As the scheduled trial date has drawn near, his lawyer, Farid el-Deeb, has twice raised alarms about other maladies that might keep Mr. Mubarak from trial, including a recurrence of cancer and a stroke-induced coma, although doctors speaking in the official media have denied both reports.
Mr. Deeb said in a brief interview that no one had given him a firm date for Mr. Mubarak’s trial. “We are currently waiting for an official announcement from the military council,” he said.

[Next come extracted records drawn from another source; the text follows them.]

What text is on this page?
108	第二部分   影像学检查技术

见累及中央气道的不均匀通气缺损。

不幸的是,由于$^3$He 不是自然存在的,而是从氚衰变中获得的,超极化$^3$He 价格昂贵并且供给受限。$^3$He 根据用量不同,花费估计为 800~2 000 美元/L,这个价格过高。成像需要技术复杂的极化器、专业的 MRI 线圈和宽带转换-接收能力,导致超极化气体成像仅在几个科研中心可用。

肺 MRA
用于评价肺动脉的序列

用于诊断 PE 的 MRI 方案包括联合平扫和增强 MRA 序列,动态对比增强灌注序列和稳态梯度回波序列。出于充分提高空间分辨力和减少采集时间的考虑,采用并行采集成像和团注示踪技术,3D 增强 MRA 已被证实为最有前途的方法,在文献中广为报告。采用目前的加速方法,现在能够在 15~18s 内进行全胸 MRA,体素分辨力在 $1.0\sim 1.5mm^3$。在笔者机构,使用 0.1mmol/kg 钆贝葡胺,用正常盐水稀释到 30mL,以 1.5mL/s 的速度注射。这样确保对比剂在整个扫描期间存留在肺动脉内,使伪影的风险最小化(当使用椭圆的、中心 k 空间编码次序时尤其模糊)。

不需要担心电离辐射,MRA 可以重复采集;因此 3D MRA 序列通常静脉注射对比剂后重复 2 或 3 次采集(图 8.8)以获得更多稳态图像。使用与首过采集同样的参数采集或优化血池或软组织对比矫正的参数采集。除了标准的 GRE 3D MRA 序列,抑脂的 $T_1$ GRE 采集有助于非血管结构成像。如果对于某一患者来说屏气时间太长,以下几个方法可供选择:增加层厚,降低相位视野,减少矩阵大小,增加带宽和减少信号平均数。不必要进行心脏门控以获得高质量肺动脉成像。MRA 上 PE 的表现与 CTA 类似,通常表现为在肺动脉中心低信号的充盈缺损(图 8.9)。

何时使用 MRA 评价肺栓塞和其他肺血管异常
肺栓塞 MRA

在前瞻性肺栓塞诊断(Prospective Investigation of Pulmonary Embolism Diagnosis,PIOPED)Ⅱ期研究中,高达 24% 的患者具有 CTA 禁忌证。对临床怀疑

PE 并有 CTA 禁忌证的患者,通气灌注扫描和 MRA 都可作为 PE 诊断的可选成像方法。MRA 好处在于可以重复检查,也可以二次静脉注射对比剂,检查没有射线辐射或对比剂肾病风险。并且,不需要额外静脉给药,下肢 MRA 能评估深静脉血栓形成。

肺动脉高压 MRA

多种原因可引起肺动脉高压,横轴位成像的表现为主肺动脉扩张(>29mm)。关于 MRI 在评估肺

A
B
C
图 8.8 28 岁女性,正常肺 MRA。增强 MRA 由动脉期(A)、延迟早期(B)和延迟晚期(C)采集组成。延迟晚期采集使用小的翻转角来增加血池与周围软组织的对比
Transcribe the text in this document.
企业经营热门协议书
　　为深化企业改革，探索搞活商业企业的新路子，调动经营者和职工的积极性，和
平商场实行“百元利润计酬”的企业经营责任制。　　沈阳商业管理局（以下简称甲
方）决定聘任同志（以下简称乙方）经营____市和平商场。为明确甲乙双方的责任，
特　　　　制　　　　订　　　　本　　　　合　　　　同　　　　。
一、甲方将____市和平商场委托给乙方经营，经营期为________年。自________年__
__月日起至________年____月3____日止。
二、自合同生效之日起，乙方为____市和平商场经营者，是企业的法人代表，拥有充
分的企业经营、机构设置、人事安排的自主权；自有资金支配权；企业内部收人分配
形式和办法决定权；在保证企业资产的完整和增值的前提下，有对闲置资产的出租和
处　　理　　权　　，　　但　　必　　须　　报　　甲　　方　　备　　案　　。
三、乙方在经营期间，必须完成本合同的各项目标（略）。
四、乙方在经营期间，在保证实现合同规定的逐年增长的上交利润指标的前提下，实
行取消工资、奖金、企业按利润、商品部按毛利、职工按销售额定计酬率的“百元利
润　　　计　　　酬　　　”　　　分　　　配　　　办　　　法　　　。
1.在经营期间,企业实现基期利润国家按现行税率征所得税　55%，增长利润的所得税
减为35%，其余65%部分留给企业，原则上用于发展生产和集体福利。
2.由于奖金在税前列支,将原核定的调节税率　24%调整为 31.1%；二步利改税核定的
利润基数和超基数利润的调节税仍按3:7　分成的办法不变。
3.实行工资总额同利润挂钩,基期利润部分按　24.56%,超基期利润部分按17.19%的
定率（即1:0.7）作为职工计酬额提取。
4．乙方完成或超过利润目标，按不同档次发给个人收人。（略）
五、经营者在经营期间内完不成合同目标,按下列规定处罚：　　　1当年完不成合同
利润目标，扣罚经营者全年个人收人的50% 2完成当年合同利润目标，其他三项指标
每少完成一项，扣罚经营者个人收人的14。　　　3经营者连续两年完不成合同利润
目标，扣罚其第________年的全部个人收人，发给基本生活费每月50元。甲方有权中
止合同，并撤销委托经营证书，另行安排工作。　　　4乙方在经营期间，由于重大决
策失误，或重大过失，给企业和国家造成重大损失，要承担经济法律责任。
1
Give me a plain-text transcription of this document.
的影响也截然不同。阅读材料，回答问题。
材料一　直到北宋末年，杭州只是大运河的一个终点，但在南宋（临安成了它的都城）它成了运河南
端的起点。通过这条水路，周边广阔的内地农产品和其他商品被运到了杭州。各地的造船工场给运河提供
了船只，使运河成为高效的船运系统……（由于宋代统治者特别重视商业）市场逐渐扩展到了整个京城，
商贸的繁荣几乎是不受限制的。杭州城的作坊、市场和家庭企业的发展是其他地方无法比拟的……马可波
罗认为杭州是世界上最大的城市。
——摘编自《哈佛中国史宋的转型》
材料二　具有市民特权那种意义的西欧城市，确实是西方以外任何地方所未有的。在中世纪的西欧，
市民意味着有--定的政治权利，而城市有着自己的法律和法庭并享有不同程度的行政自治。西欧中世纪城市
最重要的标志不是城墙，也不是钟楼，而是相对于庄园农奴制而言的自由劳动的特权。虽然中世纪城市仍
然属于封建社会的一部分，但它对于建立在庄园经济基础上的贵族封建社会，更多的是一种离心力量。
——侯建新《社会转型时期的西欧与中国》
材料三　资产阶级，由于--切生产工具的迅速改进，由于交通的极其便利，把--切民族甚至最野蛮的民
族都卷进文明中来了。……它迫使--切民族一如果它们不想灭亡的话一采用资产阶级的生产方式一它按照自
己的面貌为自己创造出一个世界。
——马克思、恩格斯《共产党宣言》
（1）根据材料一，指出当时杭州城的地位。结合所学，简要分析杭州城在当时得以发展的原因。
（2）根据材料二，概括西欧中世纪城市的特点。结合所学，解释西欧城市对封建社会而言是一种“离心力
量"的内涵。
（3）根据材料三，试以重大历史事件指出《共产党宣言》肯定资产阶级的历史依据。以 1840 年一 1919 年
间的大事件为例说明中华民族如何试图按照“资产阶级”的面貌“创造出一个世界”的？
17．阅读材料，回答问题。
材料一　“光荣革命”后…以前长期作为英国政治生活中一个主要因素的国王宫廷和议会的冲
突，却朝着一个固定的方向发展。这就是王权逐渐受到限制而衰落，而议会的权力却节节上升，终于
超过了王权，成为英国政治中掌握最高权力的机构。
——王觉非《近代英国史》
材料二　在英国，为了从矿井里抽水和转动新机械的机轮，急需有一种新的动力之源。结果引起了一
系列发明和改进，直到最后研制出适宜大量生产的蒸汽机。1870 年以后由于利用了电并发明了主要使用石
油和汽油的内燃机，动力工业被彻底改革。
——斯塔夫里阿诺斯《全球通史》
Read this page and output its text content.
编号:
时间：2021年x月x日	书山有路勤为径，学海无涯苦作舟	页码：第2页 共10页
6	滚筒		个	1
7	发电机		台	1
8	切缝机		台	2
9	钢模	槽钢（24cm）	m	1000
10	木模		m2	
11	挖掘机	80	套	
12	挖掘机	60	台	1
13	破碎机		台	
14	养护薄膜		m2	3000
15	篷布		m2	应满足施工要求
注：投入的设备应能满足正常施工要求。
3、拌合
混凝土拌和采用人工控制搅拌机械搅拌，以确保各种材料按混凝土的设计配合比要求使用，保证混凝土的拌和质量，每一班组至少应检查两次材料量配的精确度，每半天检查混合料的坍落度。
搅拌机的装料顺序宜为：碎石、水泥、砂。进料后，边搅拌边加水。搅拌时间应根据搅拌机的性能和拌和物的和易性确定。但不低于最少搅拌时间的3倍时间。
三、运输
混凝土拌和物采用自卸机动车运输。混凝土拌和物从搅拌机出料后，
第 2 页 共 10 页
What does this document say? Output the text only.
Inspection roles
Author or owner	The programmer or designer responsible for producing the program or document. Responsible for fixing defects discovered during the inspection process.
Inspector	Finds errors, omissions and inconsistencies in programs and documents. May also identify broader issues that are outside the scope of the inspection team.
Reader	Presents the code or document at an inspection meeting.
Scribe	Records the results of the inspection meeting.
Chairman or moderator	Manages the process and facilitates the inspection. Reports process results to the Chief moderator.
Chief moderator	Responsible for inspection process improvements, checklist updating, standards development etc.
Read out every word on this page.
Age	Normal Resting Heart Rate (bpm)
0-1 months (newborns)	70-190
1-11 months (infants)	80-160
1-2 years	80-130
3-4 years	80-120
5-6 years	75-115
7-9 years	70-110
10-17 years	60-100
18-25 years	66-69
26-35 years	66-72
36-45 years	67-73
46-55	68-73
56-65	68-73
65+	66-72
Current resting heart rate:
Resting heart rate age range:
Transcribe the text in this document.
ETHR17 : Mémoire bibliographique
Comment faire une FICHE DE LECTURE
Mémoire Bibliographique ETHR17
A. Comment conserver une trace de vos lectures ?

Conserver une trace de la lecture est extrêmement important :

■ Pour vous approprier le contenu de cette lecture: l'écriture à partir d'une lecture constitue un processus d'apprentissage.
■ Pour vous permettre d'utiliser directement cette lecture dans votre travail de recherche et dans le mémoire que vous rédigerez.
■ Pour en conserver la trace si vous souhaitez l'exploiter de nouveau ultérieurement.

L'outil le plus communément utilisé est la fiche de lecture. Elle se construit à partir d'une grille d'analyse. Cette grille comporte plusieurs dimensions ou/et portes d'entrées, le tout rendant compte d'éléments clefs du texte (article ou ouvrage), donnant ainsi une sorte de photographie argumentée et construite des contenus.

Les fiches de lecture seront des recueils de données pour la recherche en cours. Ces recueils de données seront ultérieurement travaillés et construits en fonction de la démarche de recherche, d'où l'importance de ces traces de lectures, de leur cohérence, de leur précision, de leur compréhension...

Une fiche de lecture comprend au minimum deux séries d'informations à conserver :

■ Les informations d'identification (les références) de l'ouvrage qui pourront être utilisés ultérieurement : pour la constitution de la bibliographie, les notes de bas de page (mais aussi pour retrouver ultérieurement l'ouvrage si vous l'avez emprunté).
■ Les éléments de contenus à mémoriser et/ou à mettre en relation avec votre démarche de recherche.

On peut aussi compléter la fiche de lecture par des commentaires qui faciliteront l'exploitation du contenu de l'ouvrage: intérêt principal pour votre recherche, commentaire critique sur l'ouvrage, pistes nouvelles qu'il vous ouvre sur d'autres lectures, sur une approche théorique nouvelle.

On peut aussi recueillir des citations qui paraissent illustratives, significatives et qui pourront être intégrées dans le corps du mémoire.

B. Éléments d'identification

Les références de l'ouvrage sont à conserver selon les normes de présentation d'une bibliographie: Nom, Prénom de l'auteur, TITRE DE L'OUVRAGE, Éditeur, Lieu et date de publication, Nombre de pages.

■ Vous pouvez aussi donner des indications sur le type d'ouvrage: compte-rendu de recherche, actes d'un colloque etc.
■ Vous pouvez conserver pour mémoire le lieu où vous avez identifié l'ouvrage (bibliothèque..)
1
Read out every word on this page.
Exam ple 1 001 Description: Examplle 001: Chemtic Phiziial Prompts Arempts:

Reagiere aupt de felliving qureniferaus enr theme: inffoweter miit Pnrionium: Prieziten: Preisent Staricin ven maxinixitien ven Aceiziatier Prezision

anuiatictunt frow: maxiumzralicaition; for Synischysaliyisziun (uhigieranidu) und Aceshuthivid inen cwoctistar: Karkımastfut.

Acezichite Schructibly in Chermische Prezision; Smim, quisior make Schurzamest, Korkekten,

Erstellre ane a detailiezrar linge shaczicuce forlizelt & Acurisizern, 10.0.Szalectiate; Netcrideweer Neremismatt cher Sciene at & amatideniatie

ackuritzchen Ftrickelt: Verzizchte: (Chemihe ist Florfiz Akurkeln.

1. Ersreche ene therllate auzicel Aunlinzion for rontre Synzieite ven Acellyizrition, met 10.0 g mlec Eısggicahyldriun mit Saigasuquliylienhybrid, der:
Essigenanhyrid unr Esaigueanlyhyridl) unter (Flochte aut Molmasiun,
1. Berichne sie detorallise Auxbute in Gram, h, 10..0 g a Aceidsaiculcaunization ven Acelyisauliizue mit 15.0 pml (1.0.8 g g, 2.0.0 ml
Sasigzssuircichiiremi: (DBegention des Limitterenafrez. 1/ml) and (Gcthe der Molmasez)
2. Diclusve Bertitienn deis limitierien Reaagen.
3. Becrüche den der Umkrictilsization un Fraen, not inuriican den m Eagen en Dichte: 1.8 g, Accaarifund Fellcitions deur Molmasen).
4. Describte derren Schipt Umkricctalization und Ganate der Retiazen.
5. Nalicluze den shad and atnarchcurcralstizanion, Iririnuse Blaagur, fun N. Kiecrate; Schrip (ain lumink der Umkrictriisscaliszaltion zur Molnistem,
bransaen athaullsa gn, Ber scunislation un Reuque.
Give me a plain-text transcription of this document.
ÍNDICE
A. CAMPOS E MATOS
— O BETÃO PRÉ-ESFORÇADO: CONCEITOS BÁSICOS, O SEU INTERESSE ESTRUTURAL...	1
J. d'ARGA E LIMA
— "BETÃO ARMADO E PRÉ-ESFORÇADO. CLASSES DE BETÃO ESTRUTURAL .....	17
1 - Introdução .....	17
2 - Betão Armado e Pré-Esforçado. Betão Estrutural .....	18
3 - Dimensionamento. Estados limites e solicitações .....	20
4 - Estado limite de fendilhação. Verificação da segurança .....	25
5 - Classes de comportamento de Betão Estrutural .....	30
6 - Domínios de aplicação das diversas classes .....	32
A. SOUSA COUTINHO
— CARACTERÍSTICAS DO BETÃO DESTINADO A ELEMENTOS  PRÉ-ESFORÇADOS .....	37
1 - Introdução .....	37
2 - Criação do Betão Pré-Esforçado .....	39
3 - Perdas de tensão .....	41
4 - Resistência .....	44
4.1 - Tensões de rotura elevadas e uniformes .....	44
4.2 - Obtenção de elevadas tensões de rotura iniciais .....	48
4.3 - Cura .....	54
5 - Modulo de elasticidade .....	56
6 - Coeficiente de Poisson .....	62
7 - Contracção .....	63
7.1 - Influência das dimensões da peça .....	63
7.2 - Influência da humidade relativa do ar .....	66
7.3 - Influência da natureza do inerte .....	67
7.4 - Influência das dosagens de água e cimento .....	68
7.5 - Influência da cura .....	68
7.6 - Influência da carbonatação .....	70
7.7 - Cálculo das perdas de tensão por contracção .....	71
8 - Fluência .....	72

A senior prosecutor who was said to be working on the case was on vacation last week, according to his secretary. Interior Ministry officials, meanwhile, say they have made no plans for security or other logistics. And Abdel Aziz Omar, chief of the Egyptian appeals court, said in an interview that top judges had not settled on even a short list of possible venues, in part because they were busy with a judicial reorganization and in part because they were looking for a big enough courtroom. Then it will be up to the judge in charge of the case to decide whether to postpone it, Mr. Omar said.
Many doubt that the generals now running the country — or, for that matter, the Mubarak-appointed prosecutors — have much enthusiasm for humiliating their former boss. And many note that the military continues to resort to swift military trials for certain street crimes but insists on methodical due process for the man who ruled Egypt so completely for 30 years.
Egyptians also insist, despite official denials, that rich oil monarchies — and potential aid donors — like Saudi Arabia are lobbying against a public trial, for fear that it will encourage insurrection elsewhere in the region. “There is obviously a lot of pressure from Arab countries not to prosecute him,” said Mr. Khodeiry, the former judge.
In Tahrir Square, the stage for the protests that ousted Mr. Mubarak, the anger is intensifying as the doubts pile up. On Friday, several people there said independently that if Mr. Mubarak’s trial was put off, Egyptians should take justice into their own hands.
“Bad things will happen,” said a 58-year-old carpenter whose identification card read Gamal Abdel Nasser — the name of the Egyptian officer who led the last revolution, in 1952. “People are fed up.”
One suggested planting a bomb, and three said that aggrieved citizens should take their wrath out on police officers suspected of violence. “An eye for an eye,” said Mohamed Abdel Hamid, 25, a contractor.
But Mr. Salmony, who helps lead the demonstrations, said he believed that protest leaders would escalate “civil disobedience” only gradually, for fear of alienating the public. “Right now people don’t trust the government,” he said, “and they don’t trust us, either.”